Community Treatment Orders (CTOs) were of course introduced by the Mental Health Act 2007 with the aim of reducing readmission to in-patient hospital care. Although parity of esteem is a laudable aim, it is not at all clear how we would get there under the new Mental Health Bill which would appear to include reform to CTOs, sectioning and the provision of information, but provides little very little detail on complex issues of balancing patients’ rights to autonomy and risks of harm.
The Labour Party has committed to ring-fencing mental health budgets and ensuring that funding reaches the frontline. The manifesto focuses particularly on the interests of children and young people by promising that children will no longer be treated on adult wards and ending out-of-area placements by 2019. There would also be access to a counselling service for all children in secondary school. There can be little doubt that achieving these aims within existing mental health budgets will be challenging and may have to come at the expense of funding for other much needed services.
The Liberal Democrat Party has committed to providing an extra £1 billion funding for mental health services which would be drawn from their 1p rise on income tax rates. The extra investment would be used to fund increase access to talking therapies, reform perinatal mental health, explore introducing a dedicated service for children and young people, roll out access and waiting time standards, and end out-of-area placements.

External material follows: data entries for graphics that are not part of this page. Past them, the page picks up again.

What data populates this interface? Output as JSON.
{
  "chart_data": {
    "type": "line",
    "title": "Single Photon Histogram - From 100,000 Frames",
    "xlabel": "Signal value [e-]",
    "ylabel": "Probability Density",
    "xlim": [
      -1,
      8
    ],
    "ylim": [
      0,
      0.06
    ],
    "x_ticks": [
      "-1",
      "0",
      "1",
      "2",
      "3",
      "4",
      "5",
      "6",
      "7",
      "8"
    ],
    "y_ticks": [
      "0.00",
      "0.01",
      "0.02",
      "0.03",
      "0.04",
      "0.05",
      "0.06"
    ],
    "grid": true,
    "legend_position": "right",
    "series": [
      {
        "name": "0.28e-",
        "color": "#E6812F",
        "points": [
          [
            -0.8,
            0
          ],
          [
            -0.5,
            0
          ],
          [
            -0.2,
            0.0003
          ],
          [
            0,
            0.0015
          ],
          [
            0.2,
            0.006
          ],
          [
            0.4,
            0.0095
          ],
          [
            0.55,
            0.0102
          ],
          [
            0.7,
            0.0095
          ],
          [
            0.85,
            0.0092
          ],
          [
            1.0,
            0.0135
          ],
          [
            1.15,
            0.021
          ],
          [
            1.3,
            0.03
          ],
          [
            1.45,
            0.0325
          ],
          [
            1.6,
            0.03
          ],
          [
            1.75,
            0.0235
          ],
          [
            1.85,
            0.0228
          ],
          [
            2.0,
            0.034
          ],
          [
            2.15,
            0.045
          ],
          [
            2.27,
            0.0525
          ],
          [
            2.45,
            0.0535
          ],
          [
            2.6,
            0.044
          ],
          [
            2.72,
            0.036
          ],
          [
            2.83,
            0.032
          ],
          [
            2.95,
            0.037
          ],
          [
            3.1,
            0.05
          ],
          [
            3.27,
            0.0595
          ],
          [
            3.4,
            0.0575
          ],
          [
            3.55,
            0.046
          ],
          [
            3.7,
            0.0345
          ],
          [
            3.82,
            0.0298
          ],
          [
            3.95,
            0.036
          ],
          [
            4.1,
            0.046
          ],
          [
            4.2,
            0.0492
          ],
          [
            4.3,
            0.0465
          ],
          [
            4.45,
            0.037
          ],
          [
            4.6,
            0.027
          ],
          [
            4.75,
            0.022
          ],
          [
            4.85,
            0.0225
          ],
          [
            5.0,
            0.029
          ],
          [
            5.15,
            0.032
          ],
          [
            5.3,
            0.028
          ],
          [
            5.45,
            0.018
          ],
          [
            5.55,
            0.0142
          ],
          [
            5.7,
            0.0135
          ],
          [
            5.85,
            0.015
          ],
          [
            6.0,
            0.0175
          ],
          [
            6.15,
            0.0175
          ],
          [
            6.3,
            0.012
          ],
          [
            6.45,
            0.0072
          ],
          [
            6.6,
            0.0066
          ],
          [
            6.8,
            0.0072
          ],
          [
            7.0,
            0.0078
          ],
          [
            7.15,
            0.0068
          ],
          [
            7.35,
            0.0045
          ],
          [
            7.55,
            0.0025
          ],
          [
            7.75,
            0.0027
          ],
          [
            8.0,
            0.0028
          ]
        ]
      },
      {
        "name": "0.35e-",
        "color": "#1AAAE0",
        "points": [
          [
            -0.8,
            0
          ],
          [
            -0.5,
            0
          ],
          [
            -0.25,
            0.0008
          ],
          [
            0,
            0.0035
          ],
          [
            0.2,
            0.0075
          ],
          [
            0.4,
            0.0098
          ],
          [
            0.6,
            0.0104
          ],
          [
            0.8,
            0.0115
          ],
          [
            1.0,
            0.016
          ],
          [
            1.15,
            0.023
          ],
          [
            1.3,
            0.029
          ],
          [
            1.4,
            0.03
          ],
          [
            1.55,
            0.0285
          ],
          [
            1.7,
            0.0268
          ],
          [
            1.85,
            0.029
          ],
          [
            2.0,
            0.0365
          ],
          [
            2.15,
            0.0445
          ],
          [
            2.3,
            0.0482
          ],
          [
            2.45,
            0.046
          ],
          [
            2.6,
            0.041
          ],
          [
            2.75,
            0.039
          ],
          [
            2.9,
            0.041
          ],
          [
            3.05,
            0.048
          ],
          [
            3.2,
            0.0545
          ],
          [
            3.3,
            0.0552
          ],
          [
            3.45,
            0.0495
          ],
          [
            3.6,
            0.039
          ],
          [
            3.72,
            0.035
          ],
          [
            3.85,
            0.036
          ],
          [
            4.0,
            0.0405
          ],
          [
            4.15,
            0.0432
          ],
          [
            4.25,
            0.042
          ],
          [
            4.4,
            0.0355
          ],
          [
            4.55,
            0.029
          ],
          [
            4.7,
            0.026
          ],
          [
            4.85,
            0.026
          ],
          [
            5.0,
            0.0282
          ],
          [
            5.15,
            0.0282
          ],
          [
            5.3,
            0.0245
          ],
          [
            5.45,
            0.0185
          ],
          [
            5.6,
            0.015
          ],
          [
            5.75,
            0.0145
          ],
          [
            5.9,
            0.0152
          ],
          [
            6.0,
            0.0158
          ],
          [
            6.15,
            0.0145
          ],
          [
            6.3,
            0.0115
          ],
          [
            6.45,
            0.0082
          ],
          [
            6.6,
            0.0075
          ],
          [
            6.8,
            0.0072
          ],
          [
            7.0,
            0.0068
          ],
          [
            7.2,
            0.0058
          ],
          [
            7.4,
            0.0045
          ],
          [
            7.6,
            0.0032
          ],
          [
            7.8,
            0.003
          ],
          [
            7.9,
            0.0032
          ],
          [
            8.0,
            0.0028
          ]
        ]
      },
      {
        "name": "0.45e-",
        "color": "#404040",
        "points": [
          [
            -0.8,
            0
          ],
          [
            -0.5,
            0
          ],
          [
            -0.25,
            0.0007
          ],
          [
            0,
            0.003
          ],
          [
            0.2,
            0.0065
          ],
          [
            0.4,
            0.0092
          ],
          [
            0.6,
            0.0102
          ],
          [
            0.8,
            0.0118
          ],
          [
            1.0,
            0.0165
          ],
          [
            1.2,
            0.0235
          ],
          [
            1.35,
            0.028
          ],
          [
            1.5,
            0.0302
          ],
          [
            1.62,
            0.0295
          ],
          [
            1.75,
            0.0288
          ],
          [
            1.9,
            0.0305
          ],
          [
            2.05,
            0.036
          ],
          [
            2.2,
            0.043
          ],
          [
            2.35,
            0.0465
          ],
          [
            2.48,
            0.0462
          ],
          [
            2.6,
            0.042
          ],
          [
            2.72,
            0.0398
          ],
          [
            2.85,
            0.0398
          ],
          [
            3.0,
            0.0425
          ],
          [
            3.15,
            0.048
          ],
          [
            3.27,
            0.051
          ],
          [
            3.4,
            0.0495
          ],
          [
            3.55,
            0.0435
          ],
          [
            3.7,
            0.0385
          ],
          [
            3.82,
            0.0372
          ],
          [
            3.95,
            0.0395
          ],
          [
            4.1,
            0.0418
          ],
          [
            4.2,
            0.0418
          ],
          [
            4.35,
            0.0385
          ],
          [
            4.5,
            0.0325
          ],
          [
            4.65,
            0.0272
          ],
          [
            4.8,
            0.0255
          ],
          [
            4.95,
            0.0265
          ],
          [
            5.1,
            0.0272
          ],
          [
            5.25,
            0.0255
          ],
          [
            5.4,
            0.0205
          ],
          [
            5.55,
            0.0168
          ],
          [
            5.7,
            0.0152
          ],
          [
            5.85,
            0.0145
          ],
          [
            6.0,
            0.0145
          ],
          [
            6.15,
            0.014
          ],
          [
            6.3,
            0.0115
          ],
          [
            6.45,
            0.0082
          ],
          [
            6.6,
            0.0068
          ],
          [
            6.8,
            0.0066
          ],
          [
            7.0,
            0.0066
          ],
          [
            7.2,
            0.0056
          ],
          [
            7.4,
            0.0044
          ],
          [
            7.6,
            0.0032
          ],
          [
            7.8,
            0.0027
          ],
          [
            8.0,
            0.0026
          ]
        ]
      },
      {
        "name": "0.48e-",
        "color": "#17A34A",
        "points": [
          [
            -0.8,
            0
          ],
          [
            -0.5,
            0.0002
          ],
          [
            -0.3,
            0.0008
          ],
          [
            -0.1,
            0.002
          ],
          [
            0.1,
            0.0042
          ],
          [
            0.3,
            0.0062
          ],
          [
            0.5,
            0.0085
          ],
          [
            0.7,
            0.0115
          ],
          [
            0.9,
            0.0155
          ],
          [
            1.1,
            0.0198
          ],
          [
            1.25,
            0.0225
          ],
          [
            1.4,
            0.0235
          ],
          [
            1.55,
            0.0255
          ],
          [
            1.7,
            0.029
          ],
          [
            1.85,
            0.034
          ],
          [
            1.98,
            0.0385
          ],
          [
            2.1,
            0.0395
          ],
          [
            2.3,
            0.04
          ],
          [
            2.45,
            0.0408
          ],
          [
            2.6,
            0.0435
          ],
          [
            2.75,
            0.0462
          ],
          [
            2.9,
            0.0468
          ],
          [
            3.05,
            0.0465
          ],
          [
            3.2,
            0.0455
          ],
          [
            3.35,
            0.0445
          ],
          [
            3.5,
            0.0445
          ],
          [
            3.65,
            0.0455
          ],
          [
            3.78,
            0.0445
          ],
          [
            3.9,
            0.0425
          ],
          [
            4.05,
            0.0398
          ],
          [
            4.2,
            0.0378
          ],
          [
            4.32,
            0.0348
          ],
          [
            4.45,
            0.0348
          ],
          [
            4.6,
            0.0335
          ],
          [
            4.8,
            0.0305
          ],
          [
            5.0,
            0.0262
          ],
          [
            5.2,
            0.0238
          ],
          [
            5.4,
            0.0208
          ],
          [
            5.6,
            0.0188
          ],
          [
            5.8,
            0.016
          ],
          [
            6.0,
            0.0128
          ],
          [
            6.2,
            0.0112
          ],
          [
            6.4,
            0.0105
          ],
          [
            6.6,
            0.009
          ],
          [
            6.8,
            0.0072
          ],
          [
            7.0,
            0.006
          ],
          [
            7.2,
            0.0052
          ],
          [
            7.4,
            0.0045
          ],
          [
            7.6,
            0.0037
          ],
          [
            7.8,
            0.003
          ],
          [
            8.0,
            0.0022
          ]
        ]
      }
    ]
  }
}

In the long term, the Lib Dem Party would introduce a dedicated health and care tax (possibly based on reform of National Insurance) which would bring together spending in both service streams.
There are commendable proposals in all three manifestos but the biggest challenge, as ever, appears to be ensuring adequate funding to sustain these well-intentioned policies. The Labour Party, which (when in Government) signed the UN Convention on the Rights of Persons with Disabilities (CRPD), is the only one of the three mainstream parties that has committed to incorporating the CRPD into UK domestic law. Not only would such a proposal entail a large spending commitment, it would also have significant implications on substantive areas of law including aspects of the Mental Capacity Act 2005. Those interested in reading more about the substantive aspects of the MCA and CRPD may want to read this discussion paper: as well as the reports of the Essex Autonomy Project to which Alex has contributed. We recall also that the report of the UN Committee on the Rights of Persons with Disabilities in 2016 found that there had been “grave or systemic” violations of the CPRD in the UK (the report, and the follow-up, can usefully be accessed here).